Taiwan Market Still Expanding A Year After Return Of U.S. Beef

US - Just over a year has passed since Taiwan reopened its market to U.S. beef. In that time activities and efforts by the U.S. Meat Export Federation (USMEF) have eased customer fears of consuming U.S. beef and worked to encourage consumers to try U.S. beef. The result is increasing demand in restaurants and supermarkets for U.S. beef products.
calendar icon 30 March 2007
clock icon 3 minute read

At the restaurant Mihan Honke in the Grand Formosa Regent Hotel in Taipei, guests have a few days left to enjoy a promotional “Ultimate U.S. Beef Sukiyaki” dinner for two. Guests can taste tender and juicy U.S. beef rib eye, fresh vegetables and homemade udon noodles cooked in a handcrafted sukiyaki sauce specially made for the meal.

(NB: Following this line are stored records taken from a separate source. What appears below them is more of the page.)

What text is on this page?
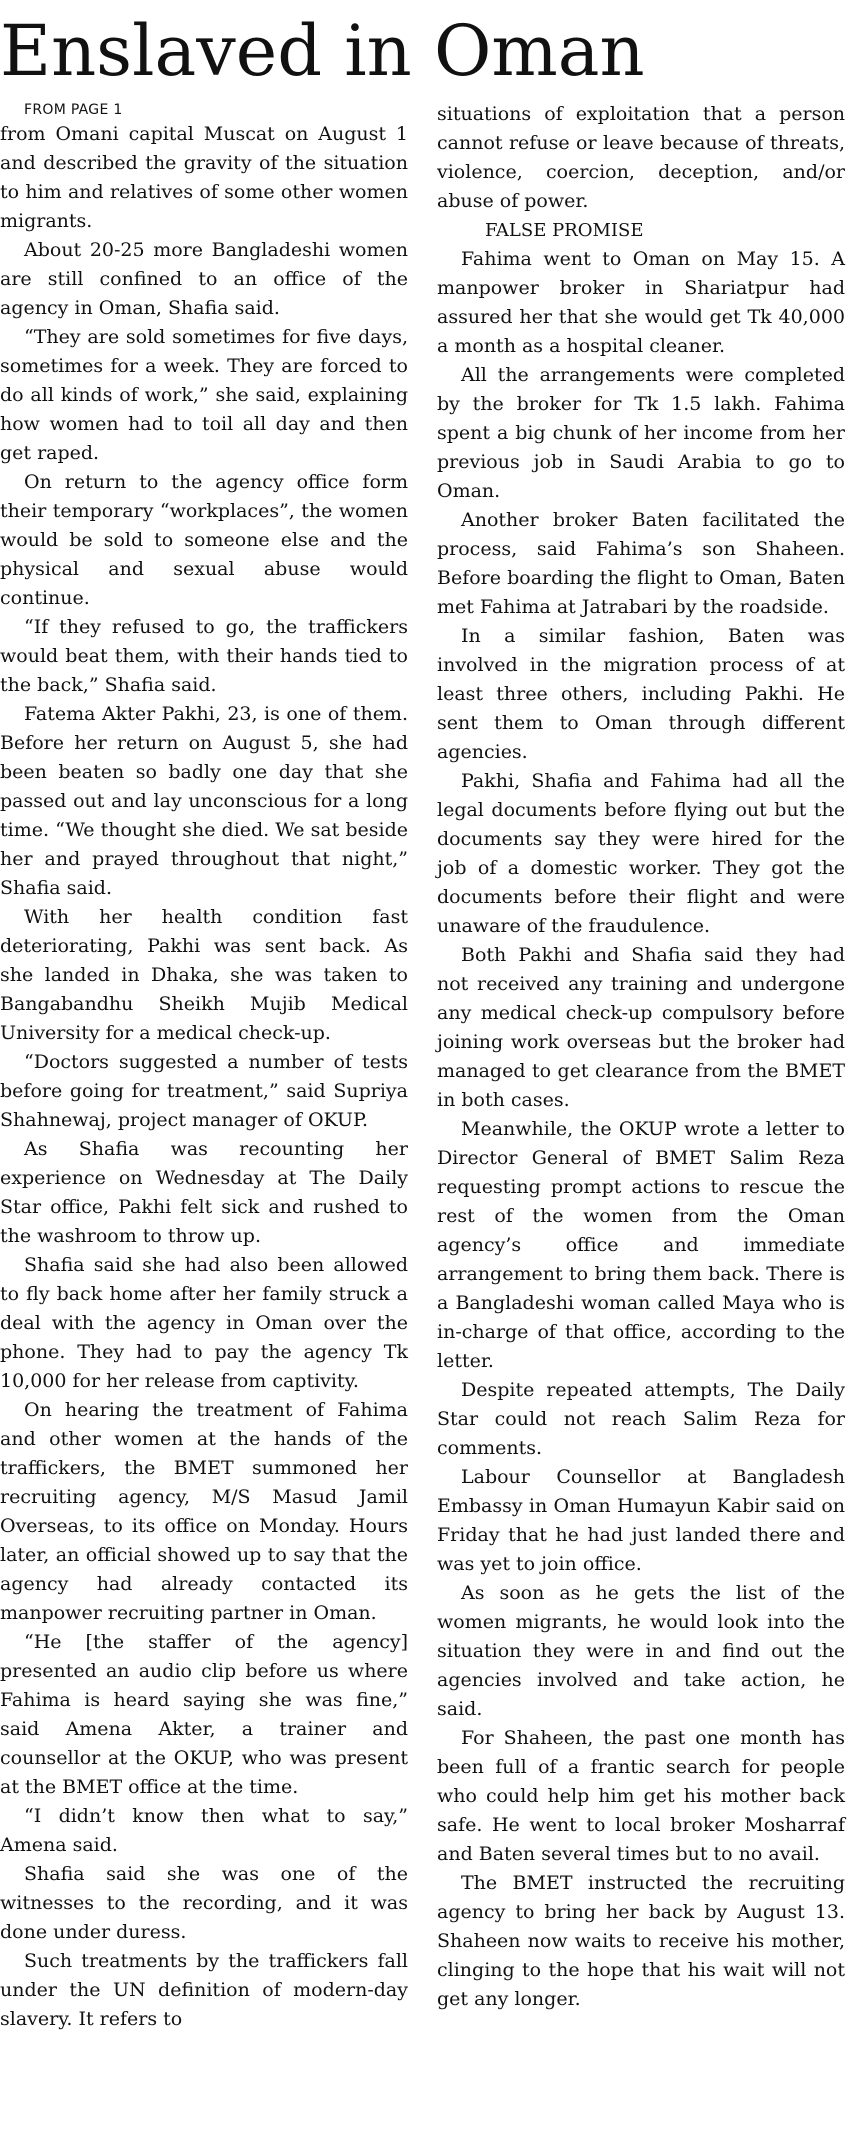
Enslaved in Oman

FROM PAGE 1

from Omani capital Muscat on August 1 and described the gravity of the situation to him and relatives of some other women migrants.

About 20-25 more Bangladeshi women are still confined to an office of the agency in Oman, Shafia said.

“They are sold sometimes for five days, sometimes for a week. They are forced to do all kinds of work,” she said, explaining how women had to toil all day and then get raped.

On return to the agency office form their temporary “workplaces”, the women would be sold to someone else and the physical and sexual abuse would continue.

“If they refused to go, the traffickers would beat them, with their hands tied to the back,” Shafia said.

Fatema Akter Pakhi, 23, is one of them. Before her return on August 5, she had been beaten so badly one day that she passed out and lay unconscious for a long time. “We thought she died. We sat beside her and prayed throughout that night,” Shafia said.

With her health condition fast deteriorating, Pakhi was sent back. As she landed in Dhaka, she was taken to Bangabandhu Sheikh Mujib Medical University for a medical check-up.

“Doctors suggested a number of tests before going for treatment,” said Supriya Shahnewaj, project manager of OKUP.

As Shafia was recounting her experience on Wednesday at The Daily Star office, Pakhi felt sick and rushed to the washroom to throw up.

Shafia said she had also been allowed to fly back home after her family struck a deal with the agency in Oman over the phone. They had to pay the agency Tk 10,000 for her release from captivity.

On hearing the treatment of Fahima and other women at the hands of the traffickers, the BMET summoned her recruiting agency, M/S Masud Jamil Overseas, to its office on Monday. Hours later, an official showed up to say that the agency had already contacted its manpower recruiting partner in Oman.

“He [the staffer of the agency] presented an audio clip before us where Fahima is heard saying she was fine,” said Amena Akter, a trainer and counsellor at the OKUP, who was present at the BMET office at the time.

“I didn’t know then what to say,” Amena said.

Shafia said she was one of the witnesses to the recording, and it was done under duress.

Such treatments by the traffickers fall under the UN definition of modern-day slavery. It refers to

situations of exploitation that a person cannot refuse or leave because of threats, violence, coercion, deception, and/or abuse of power.

FALSE PROMISE

Fahima went to Oman on May 15. A manpower broker in Shariatpur had assured her that she would get Tk 40,000 a month as a hospital cleaner.

All the arrangements were completed by the broker for Tk 1.5 lakh. Fahima spent a big chunk of her income from her previous job in Saudi Arabia to go to Oman.

Another broker Baten facilitated the process, said Fahima’s son Shaheen. Before boarding the flight to Oman, Baten met Fahima at Jatrabari by the roadside.

In a similar fashion, Baten was involved in the migration process of at least three others, including Pakhi. He sent them to Oman through different agencies.

Pakhi, Shafia and Fahima had all the legal documents before flying out but the documents say they were hired for the job of a domestic worker. They got the documents before their flight and were unaware of the fraudulence.

Both Pakhi and Shafia said they had not received any training and undergone any medical check-up compulsory before joining work overseas but the broker had managed to get clearance from the BMET in both cases.

Meanwhile, the OKUP wrote a letter to Director General of BMET Salim Reza requesting prompt actions to rescue the rest of the women from the Oman agency’s office and immediate arrangement to bring them back. There is a Bangladeshi woman called Maya who is in-charge of that office, according to the letter.

Despite repeated attempts, The Daily Star could not reach Salim Reza for comments.

Labour Counsellor at Bangladesh Embassy in Oman Humayun Kabir said on Friday that he had just landed there and was yet to join office.

As soon as he gets the list of the women migrants, he would look into the situation they were in and find out the agencies involved and take action, he said.

For Shaheen, the past one month has been full of a frantic search for people who could help him get his mother back safe. He went to local broker Mosharraf and Baten several times but to no avail.

The BMET instructed the recruiting agency to bring her back by August 13. Shaheen now waits to receive his mother, clinging to the hope that his wait will not get any longer.
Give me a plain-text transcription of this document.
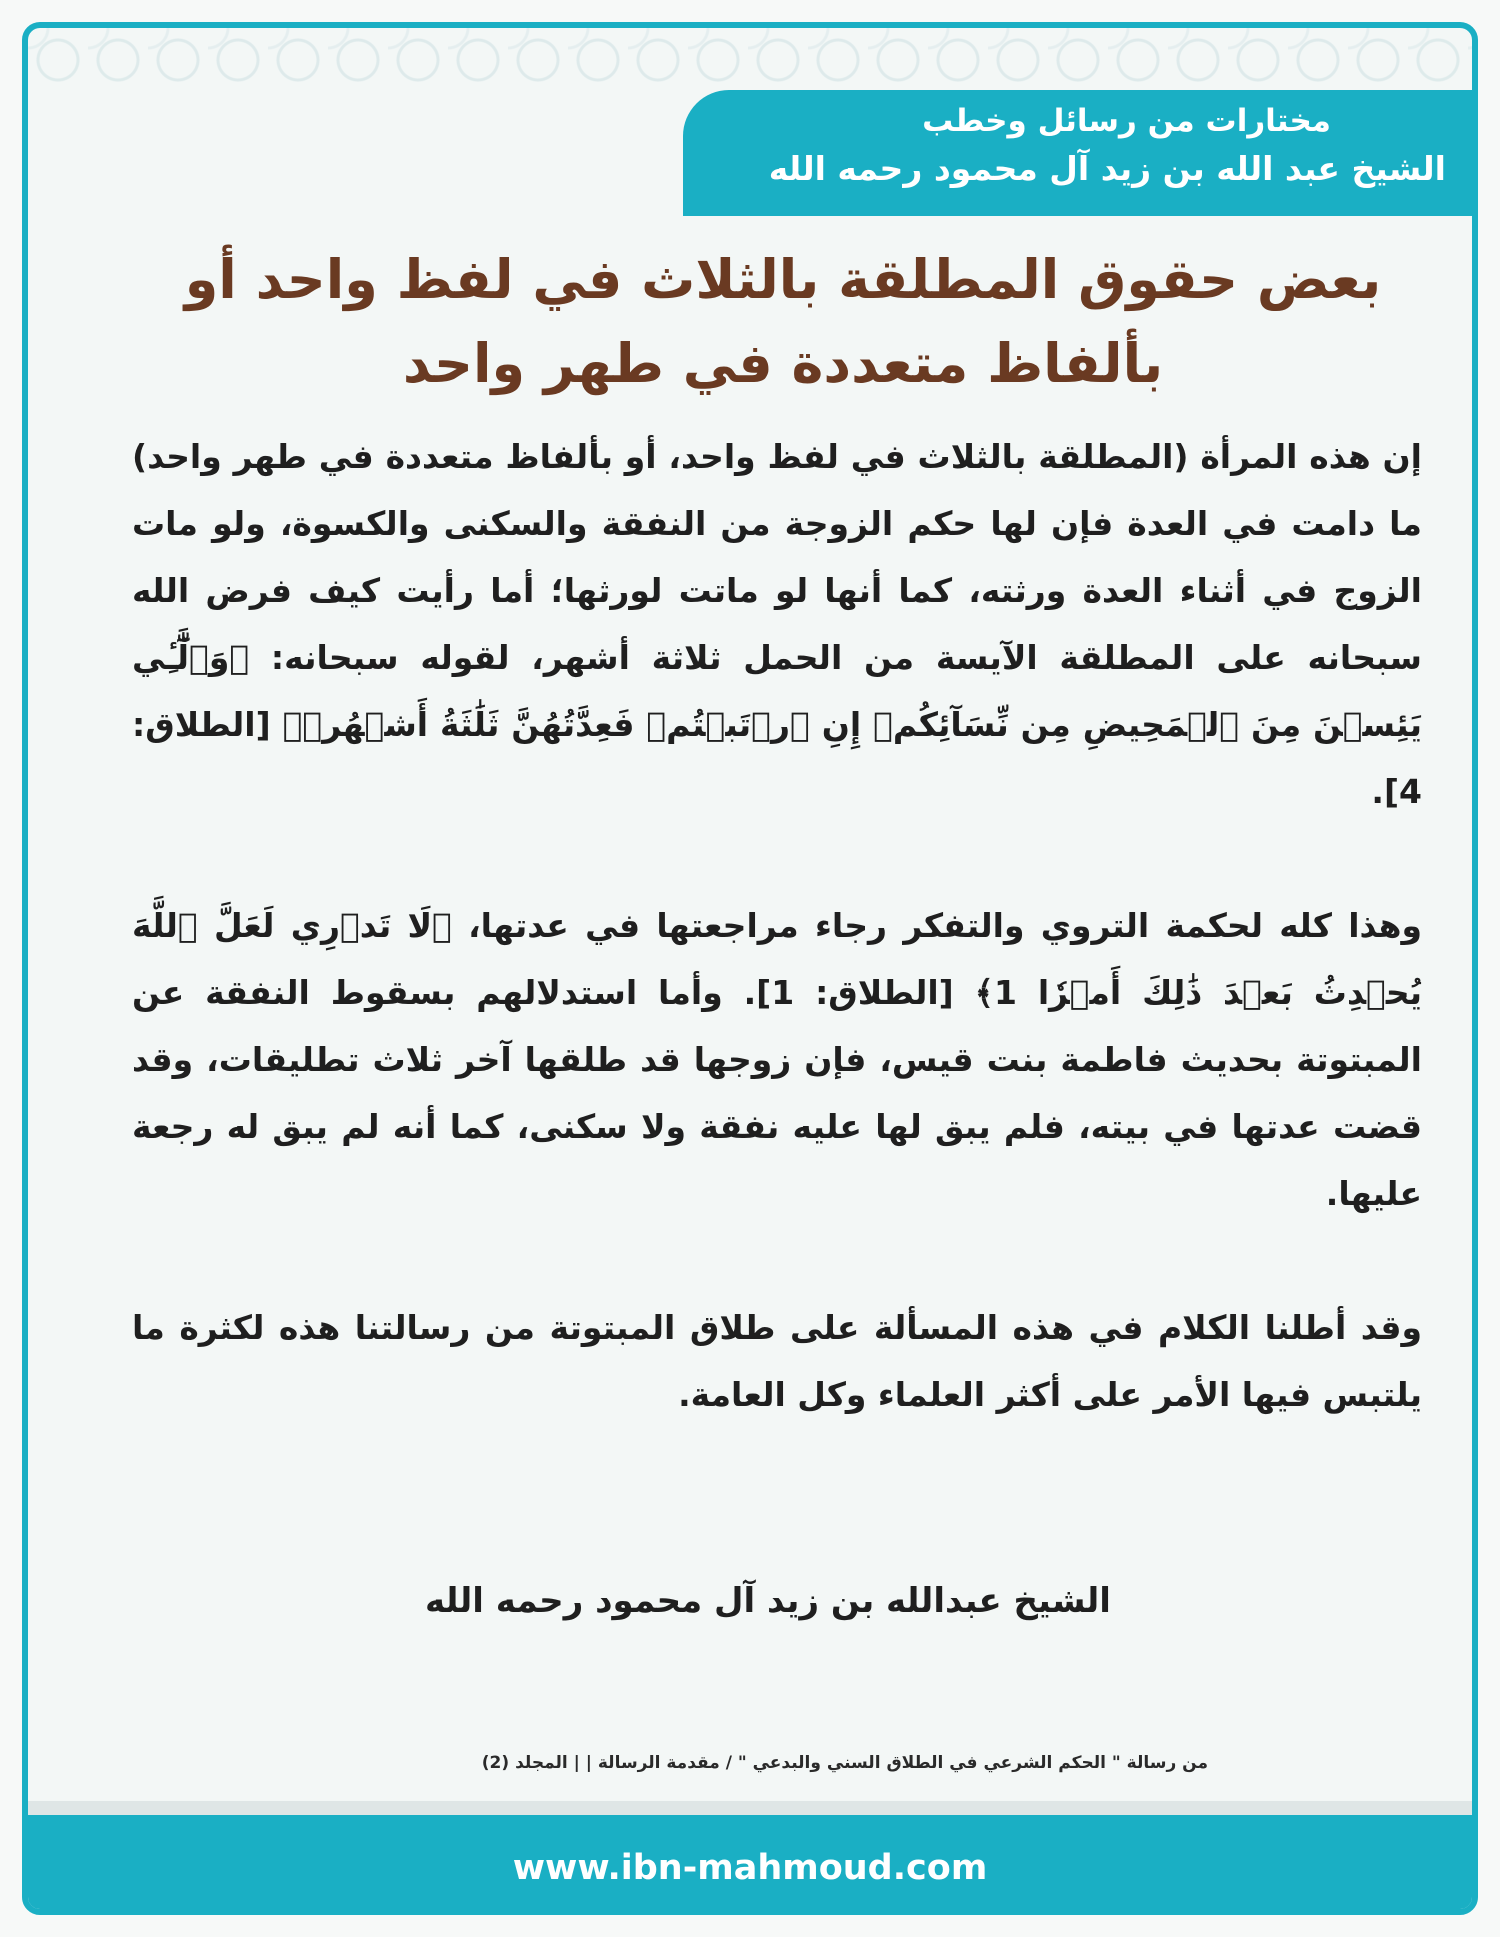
مختارات من رسائل وخطب
الشيخ عبد الله بن زيد آل محمود رحمه الله
بعض حقوق المطلقة بالثلاث في لفظ واحد أو
بألفاظ متعددة في طهر واحد

إن هذه المرأة (المطلقة بالثلاث في لفظ واحد، أو بألفاظ متعددة في طهر واحد) ما دامت في العدة فإن لها حكم الزوجة من النفقة والسكنى والكسوة، ولو مات الزوج في أثناء العدة ورثته، كما أنها لو ماتت لورثها؛ أما رأيت كيف فرض الله سبحانه على المطلقة الآيسة من الحمل ثلاثة أشهر، لقوله سبحانه: ﴿وَٱلَّٰٓـِٔي يَئِسۡنَ مِنَ ٱلۡمَحِيضِ مِن نِّسَآئِكُمۡ إِنِ ٱرۡتَبۡتُمۡ فَعِدَّتُهُنَّ ثَلَٰثَةُ أَشۡهُرٖ﴾ [الطلاق: 4].

وهذا كله لحكمة التروي والتفكر رجاء مراجعتها في عدتها، ﴿لَا تَدۡرِي لَعَلَّ ٱللَّهَ يُحۡدِثُ بَعۡدَ ذَٰلِكَ أَمۡرٗا 1﴾ [الطلاق: 1]. وأما استدلالهم بسقوط النفقة عن المبتوتة بحديث فاطمة بنت قيس، فإن زوجها قد طلقها آخر ثلاث تطليقات، وقد قضت عدتها في بيته، فلم يبق لها عليه نفقة ولا سكنى، كما أنه لم يبق له رجعة عليها.

وقد أطلنا الكلام في هذه المسألة على طلاق المبتوتة من رسالتنا هذه لكثرة ما يلتبس فيها الأمر على أكثر العلماء وكل العامة.

الشيخ عبدالله بن زيد آل محمود رحمه الله
من رسالة " الحكم الشرعي في الطلاق السني والبدعي " / مقدمة الرسالة | | المجلد (2)
www.ibn-mahmoud.com
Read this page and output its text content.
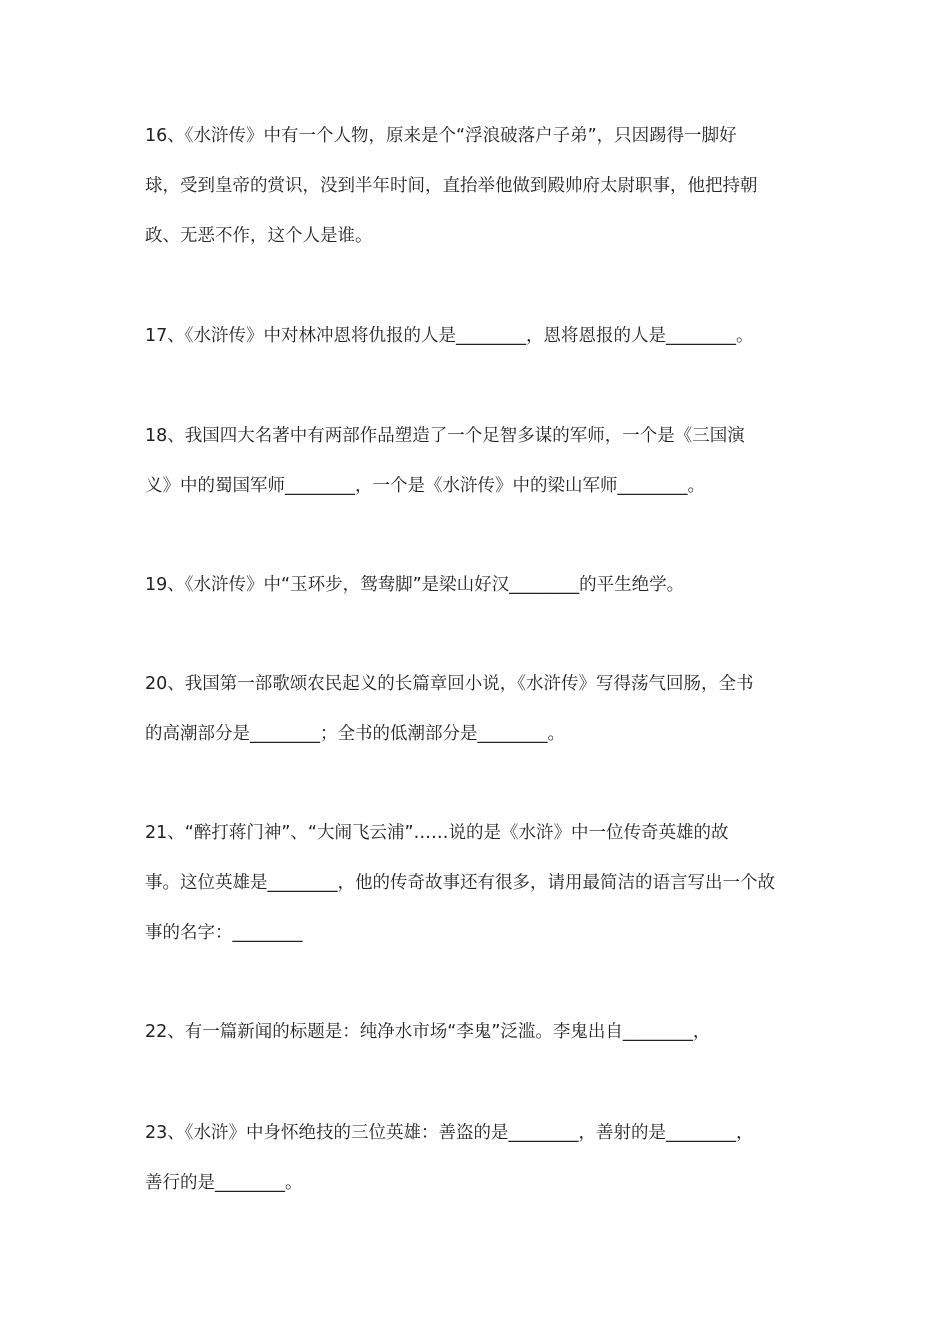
16、《水浒传》中有一个人物，原来是个“浮浪破落户子弟”，只因踢得一脚好
球，受到皇帝的赏识，没到半年时间，直抬举他做到殿帅府太尉职事，他把持朝
政、无恶不作，这个人是谁。
17、《水浒传》中对林冲恩将仇报的人是________，恩将恩报的人是________。
18、我国四大名著中有两部作品塑造了一个足智多谋的军师，一个是《三国演
义》中的蜀国军师________，一个是《水浒传》中的梁山军师________。
19、《水浒传》中“玉环步，鸳鸯脚”是梁山好汉________的平生绝学。
20、我国第一部歌颂农民起义的长篇章回小说，《水浒传》写得荡气回肠，全书
的高潮部分是________；全书的低潮部分是________。
21、“醉打蒋门神”、“大闹飞云浦”……说的是《水浒》中一位传奇英雄的故
事。这位英雄是________，他的传奇故事还有很多，请用最简洁的语言写出一个故
事的名字：________
22、有一篇新闻的标题是：纯净水市场“李鬼”泛滥。李鬼出自________，
23、《水浒》中身怀绝技的三位英雄：善盗的是________，善射的是________，
善行的是________。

Focusing on underutilized or value cuts, USMEF and the Noble family, which owns and operates many restaurants Taiwan, launched a U.S. beef advertising campaign in two major magazines. The ads, featuring the USMEF and beef checkoff logos, run for three months, ending in April.

Alongside photos of U.S. beef short rib dishes, the ads say, “A short rib steak of USDA Choice grade is a luxury you too can afford.” The Noble family also talks about the feedgrain used in the United States and how it contributes to the distinguishable flavors of U.S. beef.

These are some of the many U.S. beef promotions Regent Hotel and Noble family restaurants have conducted in cooperation with USMEF to appeal to international travelers and local consumers.

According to USMEF-Taiwan, there could be up to 2,000 outlets serving Asian-style U.S. beef cuts in yakiniku, teppanyaki, sukiyaki and hot pot meals. U.S. beef boneless short ribs are a good profit maker for foodservice operators. And the short ribs can be prepared in both dry and wet cooking styles or served as premium steak, top-end yakiniku, shabu shabu and sukiyaki.

“There are no close substitutes or competitors to U.S. boneless short ribs since most grain-fed boneless and bone-in short ribs from Australia are being sold to Korea and Japan, and grass fed short ribs are too tough for dry cooking,” said USMEF Taiwan Director Davis Wu.

USMEF promotions encourage consumers to enjoy U.S. beef while dining at high-end steak houses or casual dining establishments. This featuring of U.S. beef by key restaurants also prompts product purchases in supermarkets by consumers interested in preparing the same type of meals at home.

“Many chain supermarkets and wholesale stores featured U.S. beef as main promotion product for the Chinese New Year,” said Wu. “This willingness to promote U.S. beef shows that consumers are no longer worried about U.S. beef safety.”

USMEF cooperated with Sinon Supermarket, the largest supermarket chain in central Taiwan with 32 stores, to conduct a U.S. beef promotion activity in conjunction with the Chinese New Year. Sales volume of U.S. beef increased by 20 percent and the cuts included in the promotion were expanded from five to eight to meet consumer demand.

Costco's sales of U.S. beef at its flagship store in Neihu Taipei are one of the highest per store of any retail chain in Asia. Huge 4 ½-pound retail packs of chilled U.S. beef boneless short ribs fly off the shelves at low retail prices (US $5.30 per pound).

Wu also notes in 2006 chilled U.S. beef had 48 percent of retail market share in Taiwan, indicating optimism for future progress of U.S. beef in the retail sector. Taiwan was the fourth largest market for U.S. beef and beef variety meat in 2006. The United States exported 21,409 metric tons valued at $101.3 million.

The availability of high quality U.S. beef at low prices provides a profitable option for a range of foodservice outlets. This has driven a stable demand for U.S. beef that is relatively widespread in its reach.

Traders think U.S. beef volume could be impacted by U.S. beef sales to South Korea, which would drive up prices for Asian-style U.S. beef cuts. Meanwhile, USMEF is building strong relationships with foodservice operators and retailers to convince consumers that the unique taste of U.S. beef will remain a value even if prices do rise.

The U.S. Meat Export Federation is the trade association responsible for developing international markets for the U.S. red meat industry and is funded by USDA, exporting companies, and the beef, pork, lamb, corn, sorghum and soybean checkoff programs.